Philly Flower Show Celebrates Spring In Its New 'Digs'

City's convention hall offers improvements

Like a root-bound plant suddenly transplanted to a larger pot, the Philadelphia Flower Show opened this week in new and bigger quarters. The week-long event - the world's largest indoor exposition for the flower trade - runs through March 3 here at the city's new convention hall.

''We really needed the room to spread,'' says Lisa Stephano, spokeswoman for the Pennsylvania Horticultural Society, which sponsors the annual event. After 30 years displaying flowers and plants in an aging hall on the edge of the city, the show's exhibitors this year have been able to take advantage of the new location's higher ceilings, better lighting, and expanded space.

''The location's much better,'' says Michael Petrie, flower-show designer for J. Franklin Styer Nurseries in Concordville, Pa. The nursery has displayed its artistry here since 1893, the oldest exhibitor in the show this year. This year, Styer has created an imaginary garden that is pure whimsy. Palm trees compete with annuals, four new award-winning roses share space with Florida air plants, which are set around huge sand sculptures of a dragon, a fairy-tale castle, and a huge face.

''Here, you can do anything you want - no holds barred,'' Mr. Petrie says. There are no clients to please, no budgets. ''It's our biggest advertising expenditure of the year.''

The 59 nurseries and other major exhibitors at the show hope to attract the eye - and eventually the business - of the more than 200,000 visitors who file through the event each year. The show is displaying new flowers commercially available for the first time this year, including a pink hybrid known as the ''Cadillac'' rose, another pink variety known as the ''Royal Bonica,'' and the wine-colored ''Woodstock'' hyacinth.

The Altar Guild of the Washington National Cathedral has re-created the structure in miniature surrounded by a garden. The Zoological Society of Philadelphia is displaying some of the more than 200 species of trees in the nation's oldest zoo. A collective of 36 local gardens and arboreta have re-created a Palladian temple that stands in a local arboretum and a river view of the farm- house and garden owned by John Bartram, an 18th-century botanist who lived in Darby, Pa.

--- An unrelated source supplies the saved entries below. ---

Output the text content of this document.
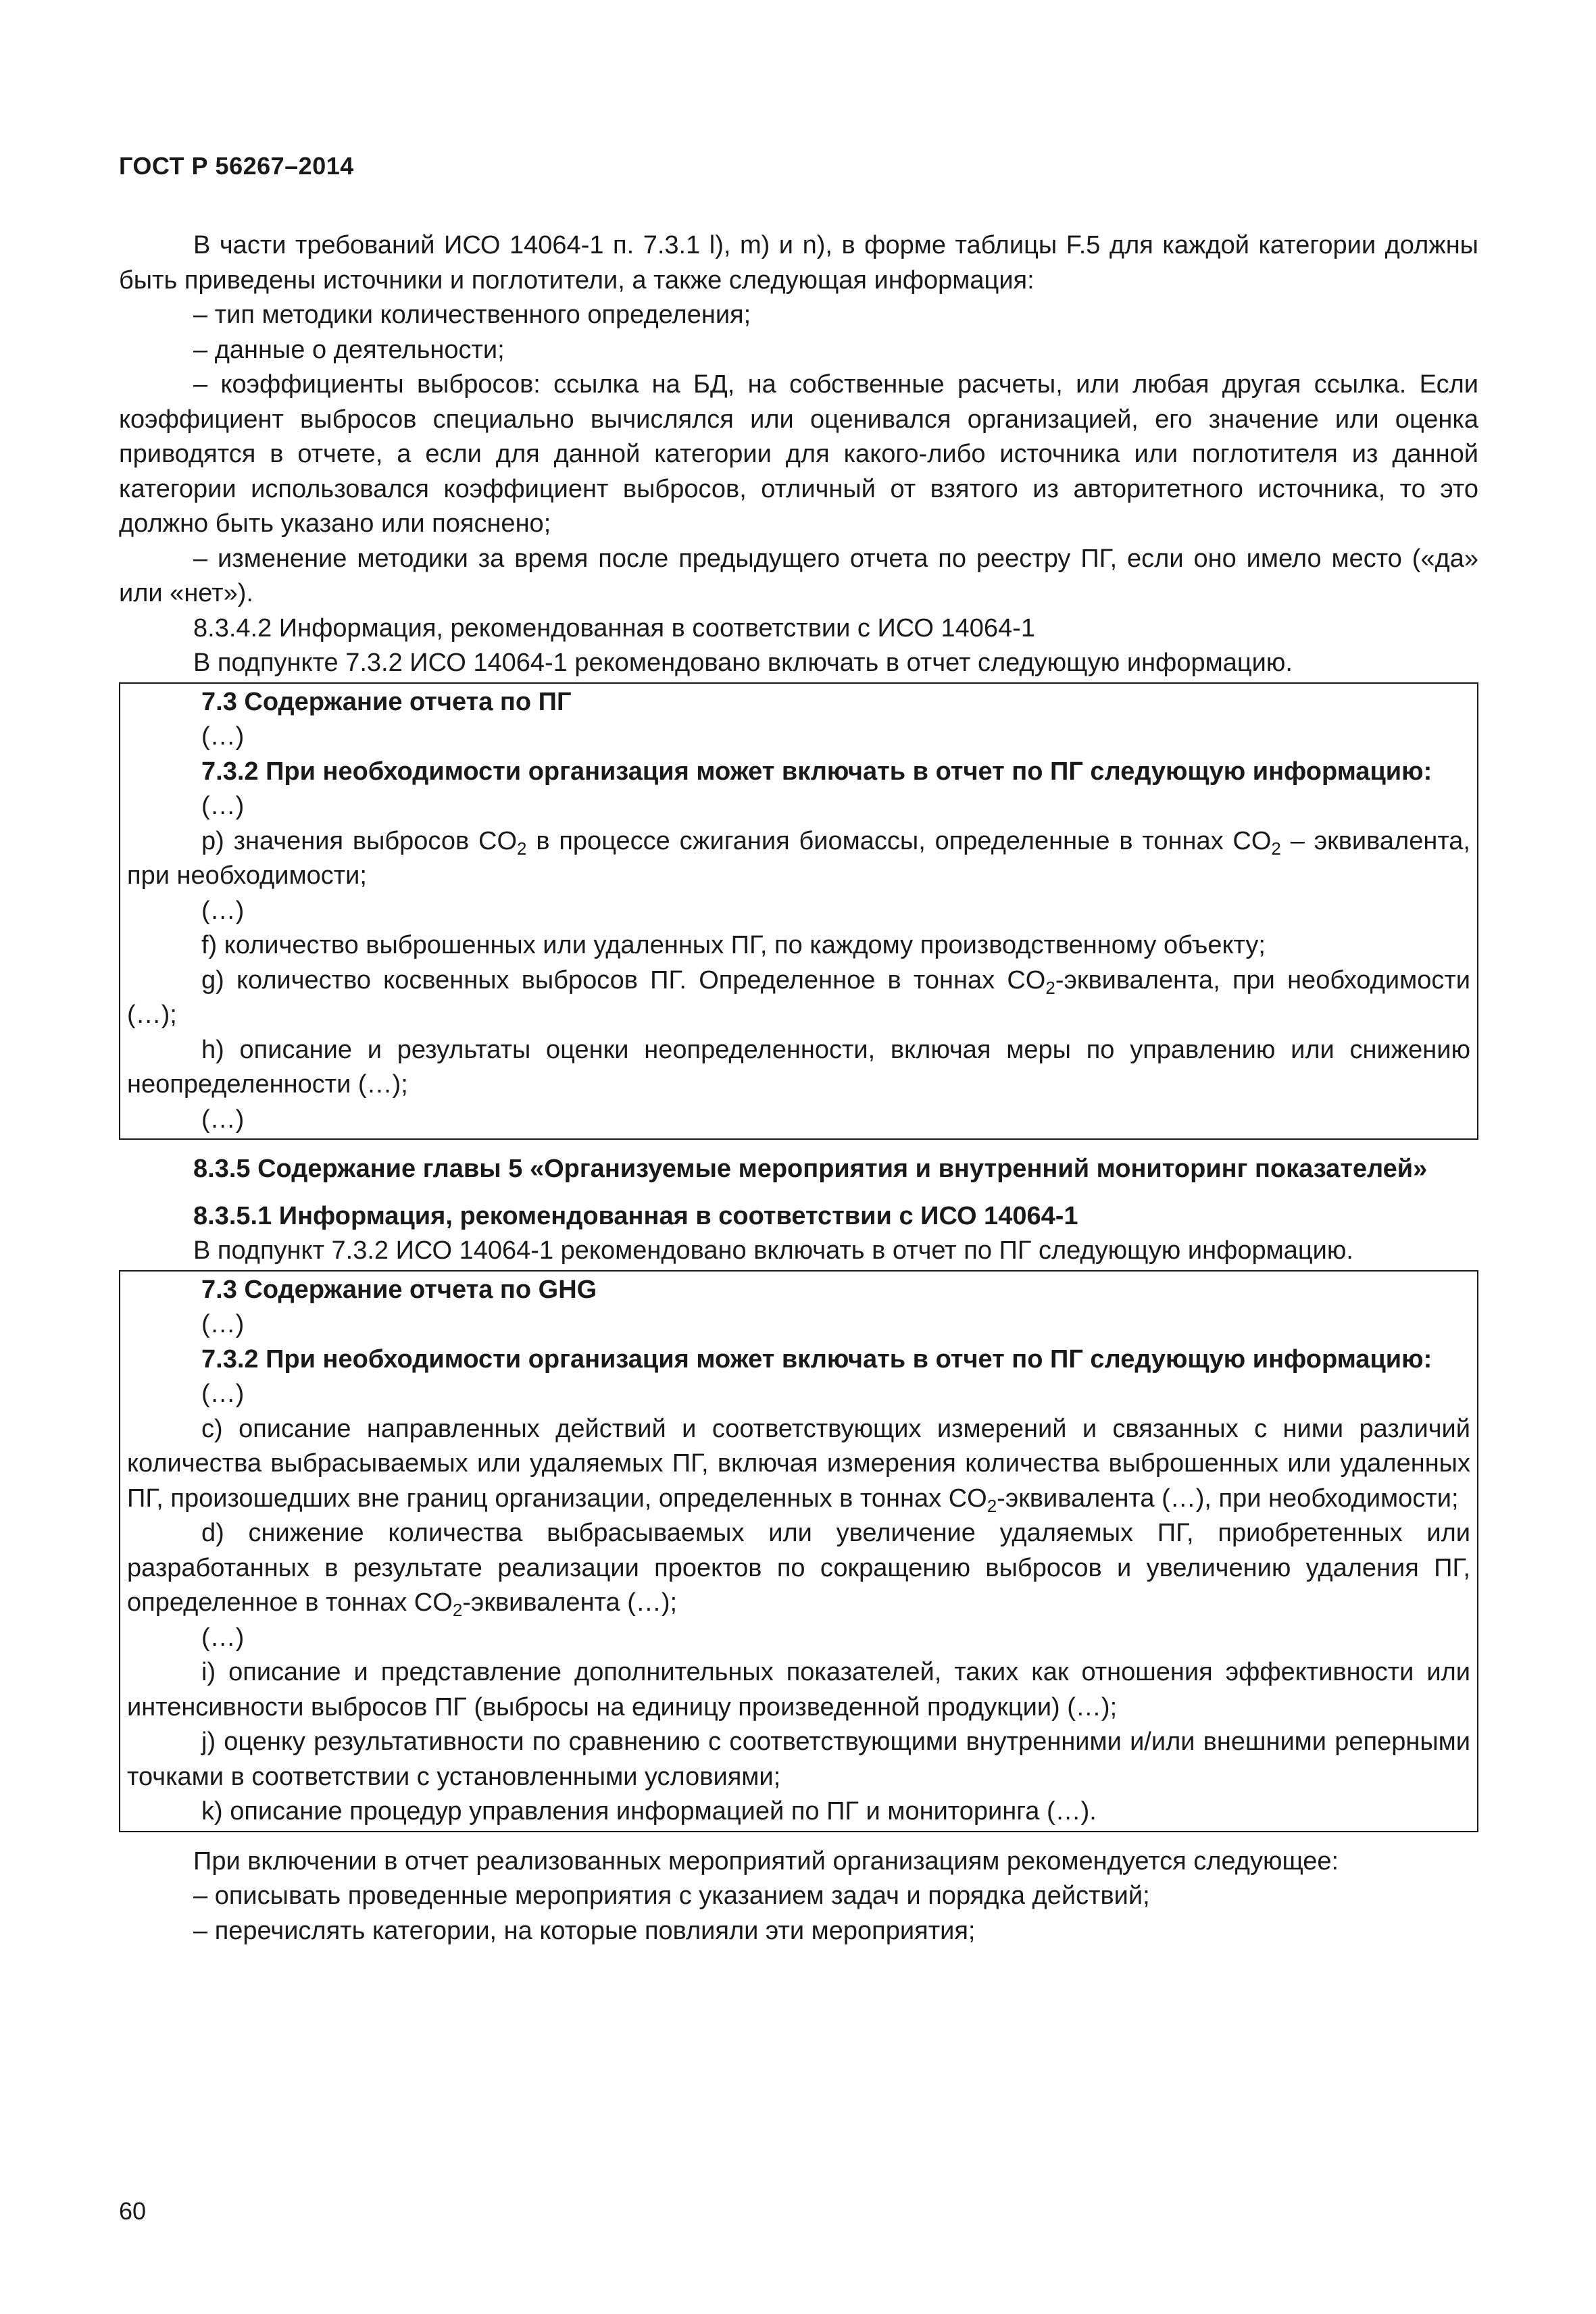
ГОСТ Р 56267–2014

В части требований ИСО 14064-1 п. 7.3.1 l), m) и n), в форме таблицы F.5 для каждой категории должны быть приведены источники и поглотители, а также следующая информация:

– тип методики количественного определения;

– данные о деятельности;

– коэффициенты выбросов: ссылка на БД, на собственные расчеты, или любая другая ссылка. Если коэффициент выбросов специально вычислялся или оценивался организацией, его значение или оценка приводятся в отчете, а если для данной категории для какого-либо источника или поглотителя из данной категории использовался коэффициент выбросов, отличный от взятого из авторитетного источника, то это должно быть указано или пояснено;

– изменение методики за время после предыдущего отчета по реестру ПГ, если оно имело место («да» или «нет»).

8.3.4.2 Информация, рекомендованная в соответствии с ИСО 14064-1

В подпункте 7.3.2 ИСО 14064-1 рекомендовано включать в отчет следующую информацию.

7.3 Содержание отчета по ПГ

(…)

7.3.2 При необходимости организация может включать в отчет по ПГ следующую информацию:

(…)

p) значения выбросов $CO_2$ в процессе сжигания биомассы, определенные в тоннах $CO_2$ – эквивалента, при необходимости;

(…)

f) количество выброшенных или удаленных ПГ, по каждому производственному объекту;

g) количество косвенных выбросов ПГ. Определенное в тоннах $CO_2$-эквивалента, при необходимости (…);

h) описание и результаты оценки неопределенности, включая меры по управлению или снижению неопределенности (…);

(…)

8.3.5 Содержание главы 5 «Организуемые мероприятия и внутренний мониторинг показателей»

8.3.5.1 Информация, рекомендованная в соответствии с ИСО 14064-1

В подпункт 7.3.2 ИСО 14064-1 рекомендовано включать в отчет по ПГ следующую информацию.

7.3 Содержание отчета по GHG

(…)

7.3.2 При необходимости организация может включать в отчет по ПГ следующую информацию:

(…)

c) описание направленных действий и соответствующих измерений и связанных с ними различий количества выбрасываемых или удаляемых ПГ, включая измерения количества выброшенных или удаленных ПГ, произошедших вне границ организации, определенных в тоннах $CO_2$-эквивалента (…), при необходимости;

d) снижение количества выбрасываемых или увеличение удаляемых ПГ, приобретенных или разработанных в результате реализации проектов по сокращению выбросов и увеличению удаления ПГ, определенное в тоннах $CO_2$-эквивалента (…);

(…)

i) описание и представление дополнительных показателей, таких как отношения эффективности или интенсивности выбросов ПГ (выбросы на единицу произведенной продукции) (…);

j) оценку результативности по сравнению с соответствующими внутренними и/или внешними реперными точками в соответствии с установленными условиями;

k) описание процедур управления информацией по ПГ и мониторинга (…).

При включении в отчет реализованных мероприятий организациям рекомендуется следующее:

– описывать проведенные мероприятия с указанием задач и порядка действий;

– перечислять категории, на которые повлияли эти мероприятия;

60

Because the show is now located downtown, instead of on the edge of the city, the rest of Philadelphia is getting into the act too.

The local Foundation for Architecture is sponsoring daily walking tours that will emphasize flowered motifs on the city's historical buildings.

The Philadelphia Museum of Art has opened an exhibit highlighting the artistic portrayal of flowers around the world. A downtown proprietors' group is sponsoring a floral window-decorating contest.

* The flower show is open to the public through Sunday. Tickets are $14.50 each (half price for children under 12).